吴起在出走吴国后,深情执萧萧之手说。江山如画。将来有一天,我会将整幅江山交付你手。之后,他将匕首穿透她心,看她的呼吸在自己手中断送。
有些路。走上去。便不再有回头的可能。
楚淮王过世后,吴起匹马单枪前往拜祭,未及等头抬起,已经万箭穿心。在最后一刻,以往情景似断片残简在眼前急速穿流而过,他看到萧萧,平静诉说与人知:来世,我们再做夫妻,我不再做将军。我想带你,游遍天下山山水水。

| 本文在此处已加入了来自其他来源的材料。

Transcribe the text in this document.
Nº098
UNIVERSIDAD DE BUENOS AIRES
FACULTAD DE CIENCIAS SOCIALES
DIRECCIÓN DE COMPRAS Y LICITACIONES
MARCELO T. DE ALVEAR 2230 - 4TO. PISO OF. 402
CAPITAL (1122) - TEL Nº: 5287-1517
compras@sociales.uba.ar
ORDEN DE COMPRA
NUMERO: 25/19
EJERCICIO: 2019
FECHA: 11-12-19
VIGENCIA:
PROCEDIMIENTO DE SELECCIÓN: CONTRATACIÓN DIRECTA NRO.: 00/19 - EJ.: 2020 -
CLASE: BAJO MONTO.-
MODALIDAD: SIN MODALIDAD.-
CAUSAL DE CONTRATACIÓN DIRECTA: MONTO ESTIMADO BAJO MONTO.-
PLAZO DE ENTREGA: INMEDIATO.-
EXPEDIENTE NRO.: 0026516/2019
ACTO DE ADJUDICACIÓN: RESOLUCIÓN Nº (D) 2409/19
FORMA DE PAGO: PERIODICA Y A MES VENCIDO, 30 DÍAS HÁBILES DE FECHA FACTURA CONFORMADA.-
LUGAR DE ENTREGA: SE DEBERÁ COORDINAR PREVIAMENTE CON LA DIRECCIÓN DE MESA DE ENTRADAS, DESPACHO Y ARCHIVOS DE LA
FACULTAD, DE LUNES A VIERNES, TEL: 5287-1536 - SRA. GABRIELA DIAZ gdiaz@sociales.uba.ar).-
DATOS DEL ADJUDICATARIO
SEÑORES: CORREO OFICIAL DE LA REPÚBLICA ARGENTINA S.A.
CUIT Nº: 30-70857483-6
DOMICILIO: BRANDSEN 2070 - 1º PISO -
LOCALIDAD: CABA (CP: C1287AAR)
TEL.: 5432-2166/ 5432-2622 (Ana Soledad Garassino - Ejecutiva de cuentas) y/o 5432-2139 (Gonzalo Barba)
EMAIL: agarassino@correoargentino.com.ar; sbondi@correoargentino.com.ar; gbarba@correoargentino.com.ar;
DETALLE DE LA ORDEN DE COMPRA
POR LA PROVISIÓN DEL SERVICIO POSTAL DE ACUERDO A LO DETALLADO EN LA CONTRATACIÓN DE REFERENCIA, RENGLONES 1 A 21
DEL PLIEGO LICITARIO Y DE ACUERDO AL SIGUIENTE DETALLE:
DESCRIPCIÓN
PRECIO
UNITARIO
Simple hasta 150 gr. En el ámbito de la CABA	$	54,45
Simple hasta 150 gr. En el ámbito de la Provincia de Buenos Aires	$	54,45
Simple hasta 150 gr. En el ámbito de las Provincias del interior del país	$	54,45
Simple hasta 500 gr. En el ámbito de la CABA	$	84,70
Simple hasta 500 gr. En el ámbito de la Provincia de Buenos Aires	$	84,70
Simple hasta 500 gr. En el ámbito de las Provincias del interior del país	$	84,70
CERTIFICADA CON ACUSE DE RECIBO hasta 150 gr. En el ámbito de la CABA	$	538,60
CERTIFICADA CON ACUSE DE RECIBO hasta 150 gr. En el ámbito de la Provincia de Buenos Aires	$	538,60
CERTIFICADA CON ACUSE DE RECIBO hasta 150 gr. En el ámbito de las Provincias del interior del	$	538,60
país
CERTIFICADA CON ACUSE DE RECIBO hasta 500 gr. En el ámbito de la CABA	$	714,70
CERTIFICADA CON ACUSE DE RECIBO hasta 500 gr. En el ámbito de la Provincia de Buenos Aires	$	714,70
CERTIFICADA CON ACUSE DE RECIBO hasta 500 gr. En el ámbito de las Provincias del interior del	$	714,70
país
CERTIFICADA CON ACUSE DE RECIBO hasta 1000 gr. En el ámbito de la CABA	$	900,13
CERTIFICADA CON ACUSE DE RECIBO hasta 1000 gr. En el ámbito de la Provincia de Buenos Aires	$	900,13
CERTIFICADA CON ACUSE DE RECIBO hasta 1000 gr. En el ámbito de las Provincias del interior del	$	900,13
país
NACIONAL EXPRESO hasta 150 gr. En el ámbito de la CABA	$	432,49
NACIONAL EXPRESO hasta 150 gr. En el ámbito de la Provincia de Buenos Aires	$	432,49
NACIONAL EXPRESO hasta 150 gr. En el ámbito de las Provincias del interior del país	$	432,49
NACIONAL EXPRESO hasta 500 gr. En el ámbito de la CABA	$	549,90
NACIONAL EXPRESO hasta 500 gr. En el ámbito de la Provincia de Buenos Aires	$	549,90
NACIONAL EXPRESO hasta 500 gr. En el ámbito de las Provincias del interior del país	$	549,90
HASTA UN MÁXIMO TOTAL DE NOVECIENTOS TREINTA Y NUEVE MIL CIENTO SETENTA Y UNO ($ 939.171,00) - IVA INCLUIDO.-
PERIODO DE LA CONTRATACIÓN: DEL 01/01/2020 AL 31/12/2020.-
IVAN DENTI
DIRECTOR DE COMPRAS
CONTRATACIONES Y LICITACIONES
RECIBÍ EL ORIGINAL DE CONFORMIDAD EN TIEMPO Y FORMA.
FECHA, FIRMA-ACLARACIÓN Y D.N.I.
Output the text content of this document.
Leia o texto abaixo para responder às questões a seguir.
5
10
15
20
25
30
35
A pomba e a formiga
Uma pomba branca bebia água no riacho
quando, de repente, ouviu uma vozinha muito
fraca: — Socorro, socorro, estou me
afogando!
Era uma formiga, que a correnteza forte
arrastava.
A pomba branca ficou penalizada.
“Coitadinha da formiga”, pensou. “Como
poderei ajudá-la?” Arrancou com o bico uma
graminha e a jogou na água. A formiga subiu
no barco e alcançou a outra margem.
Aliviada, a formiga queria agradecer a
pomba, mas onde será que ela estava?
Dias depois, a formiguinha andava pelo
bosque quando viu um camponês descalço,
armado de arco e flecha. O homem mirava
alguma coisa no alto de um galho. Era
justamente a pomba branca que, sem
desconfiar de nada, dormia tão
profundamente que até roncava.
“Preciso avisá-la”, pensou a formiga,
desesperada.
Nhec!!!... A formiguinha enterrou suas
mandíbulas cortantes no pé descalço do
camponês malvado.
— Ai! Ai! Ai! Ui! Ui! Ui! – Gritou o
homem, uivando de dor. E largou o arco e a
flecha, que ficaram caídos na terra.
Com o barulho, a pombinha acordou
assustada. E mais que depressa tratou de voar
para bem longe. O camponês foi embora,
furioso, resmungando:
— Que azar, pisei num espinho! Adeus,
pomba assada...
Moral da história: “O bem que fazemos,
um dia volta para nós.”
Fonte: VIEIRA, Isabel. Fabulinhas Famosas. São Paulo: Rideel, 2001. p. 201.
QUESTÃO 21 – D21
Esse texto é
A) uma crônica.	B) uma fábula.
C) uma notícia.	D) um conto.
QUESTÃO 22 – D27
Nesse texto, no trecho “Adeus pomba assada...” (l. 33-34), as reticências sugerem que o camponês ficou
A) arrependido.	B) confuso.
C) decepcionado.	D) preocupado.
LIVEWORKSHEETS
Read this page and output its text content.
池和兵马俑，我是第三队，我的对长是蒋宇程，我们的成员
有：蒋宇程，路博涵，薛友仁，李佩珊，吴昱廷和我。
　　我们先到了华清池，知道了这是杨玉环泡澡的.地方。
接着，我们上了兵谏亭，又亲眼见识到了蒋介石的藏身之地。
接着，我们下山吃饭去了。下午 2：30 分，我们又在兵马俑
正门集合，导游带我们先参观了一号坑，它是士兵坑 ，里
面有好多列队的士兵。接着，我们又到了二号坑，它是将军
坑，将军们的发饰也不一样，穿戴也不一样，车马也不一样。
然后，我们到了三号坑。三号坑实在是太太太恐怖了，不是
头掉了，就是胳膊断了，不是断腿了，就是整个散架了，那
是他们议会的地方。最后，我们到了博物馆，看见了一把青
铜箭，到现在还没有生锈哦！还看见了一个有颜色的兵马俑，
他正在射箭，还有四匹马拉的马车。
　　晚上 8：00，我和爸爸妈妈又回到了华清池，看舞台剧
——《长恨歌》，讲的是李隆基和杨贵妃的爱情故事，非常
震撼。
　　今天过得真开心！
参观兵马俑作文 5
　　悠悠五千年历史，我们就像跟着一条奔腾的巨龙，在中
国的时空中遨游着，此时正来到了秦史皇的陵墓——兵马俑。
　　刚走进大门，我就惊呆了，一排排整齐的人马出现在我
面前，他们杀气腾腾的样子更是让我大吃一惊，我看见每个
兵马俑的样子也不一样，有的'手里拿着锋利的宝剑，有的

这位朋友,并非讲故事的行家里手,故事断断续续,追本溯源,有些什么随江水滚滚东逝,这位朋友的签名是,人面不知何处去,桃花依旧笑春风。
江山如画,岁月如织。某日我在汴梁夜色下看东京梦华录,一幕幕光影重叠,仿似梦境成真,时光逆转。
谁还在微雨黄昏后与人共读一阙雨霖铃。
“寒蝉凄切,对长亭晚,骤雨初歇。都门帐饮无绪,留恋处、兰舟催发。执手相看泪眼,竟无语凝噎。
念去去、千里烟波,暮霭沉沉楚天阔。 多情自古伤离别。